Second Sight didn’t respond to requests for comment for this article, so it’s unclear whether the company is interested in integrating Yoshor’s stimulation technique into its technology.
But Second Sight isn’t the only entity working on a cortical vision prosthetic. One active project is at Monash University in Australia, where a team has been preparing for clinical trials of its Gennaris bionic vision system.
Arthur Lowery, director of the Monash Vision Group and a professor of electrical and computer systems engineering, says that Yoshor’s research seems promising. “The ultimate goal is for the brain to perceive as much information as possible. The use of sequential stimulation to convey different information with the same electrodes is very interesting, for this reason,” he tells IEEE Spectrum in an email. “Of course, it raises other questions about how many electrodes should be simultaneously activated when presenting, say, moving images.”

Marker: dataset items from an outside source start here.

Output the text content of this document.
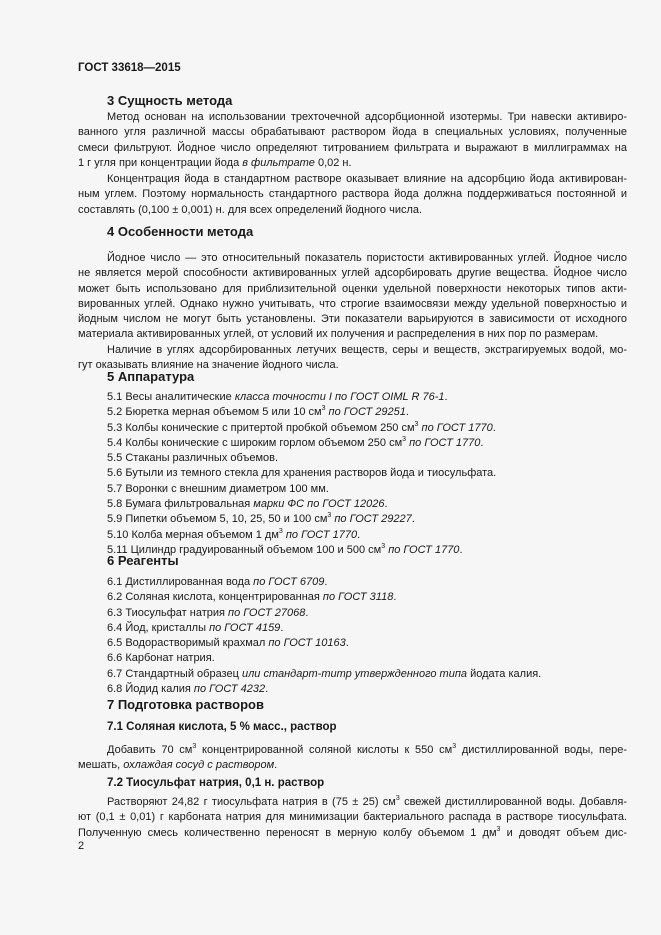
ГОСТ 33618—2015
3 Сущность метода
Метод основан на использовании трехточечной адсорбционной изотермы. Три навески активиро-
ванного угля различной массы обрабатывают раствором йода в специальных условиях, полученные
смеси фильтруют. Йодное число определяют титрованием фильтрата и выражают в миллиграммах на
1 г угля при концентрации йода в фильтрате 0,02 н.
Концентрация йода в стандартном растворе оказывает влияние на адсорбцию йода активирован-
ным углем. Поэтому нормальность стандартного раствора йода должна поддерживаться постоянной и
составлять (0,100 ± 0,001) н. для всех определений йодного числа.
4 Особенности метода
Йодное число — это относительный показатель пористости активированных углей. Йодное число
не является мерой способности активированных углей адсорбировать другие вещества. Йодное число
может быть использовано для приблизительной оценки удельной поверхности некоторых типов акти-
вированных углей. Однако нужно учитывать, что строгие взаимосвязи между удельной поверхностью и
йодным числом не могут быть установлены. Эти показатели варьируются в зависимости от исходного
материала активированных углей, от условий их получения и распределения в них пор по размерам.
Наличие в углях адсорбированных летучих веществ, серы и веществ, экстрагируемых водой, мо-
гут оказывать влияние на значение йодного числа.
5 Аппаратура
5.1 Весы аналитические класса точности I по ГОСТ OIML R 76-1.
5.2 Бюретка мерная объемом 5 или 10 $см^3$ по ГОСТ 29251.
5.3 Колбы конические с притертой пробкой объемом 250 $см^3$ по ГОСТ 1770.
5.4 Колбы конические с широким горлом объемом 250 $см^3$ по ГОСТ 1770.
5.5 Стаканы различных объемов.
5.6 Бутыли из темного стекла для хранения растворов йода и тиосульфата.
5.7 Воронки с внешним диаметром 100 мм.
5.8 Бумага фильтровальная марки ФС по ГОСТ 12026.
5.9 Пипетки объемом 5, 10, 25, 50 и 100 $см^3$ по ГОСТ 29227.
5.10 Колба мерная объемом 1 $дм^3$ по ГОСТ 1770.
5.11 Цилиндр градуированный объемом 100 и 500 $см^3$ по ГОСТ 1770.
6 Реагенты
6.1 Дистиллированная вода по ГОСТ 6709.
6.2 Соляная кислота, концентрированная по ГОСТ 3118.
6.3 Тиосульфат натрия по ГОСТ 27068.
6.4 Йод, кристаллы по ГОСТ 4159.
6.5 Водорастворимый крахмал по ГОСТ 10163.
6.6 Карбонат натрия.
6.7 Стандартный образец или стандарт-титр утвержденного типа йодата калия.
6.8 Йодид калия по ГОСТ 4232.
7 Подготовка растворов
7.1 Соляная кислота, 5 % масс., раствор
Добавить 70 $см^3$ концентрированной соляной кислоты к 550 $см^3$ дистиллированной воды, пере-
мешать, охлаждая сосуд с раствором.
7.2 Тиосульфат натрия, 0,1 н. раствор
Растворяют 24,82 г тиосульфата натрия в (75 ± 25) $см^3$ свежей дистиллированной воды. Добавля-
ют (0,1 ± 0,01) г карбоната натрия для минимизации бактериального распада в растворе тиосульфата.
Полученную смесь количественно переносят в мерную колбу объемом 1 $дм^3$ и доводят объем дис-
2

Yoshor thinks the system will eventually be able to handle complex moving shapes with the aid of today’s advances in computer vision and AI, particularly if there are more electrodes in the brain to represent the images. He imagines a microprocessor that converts whatever image the person encounters in daily life into a pattern of dynamic stimulation.
Perhaps, he speculates, the system could even have different settings for different situations. “There could be a navigation mode that helps people avoid obstacles when they’re walking; another mode for conversation where the prosthetic would rapidly trace the contours of the face,” he says. That’s a far-off goal, but Yoshor says he sees it clearly.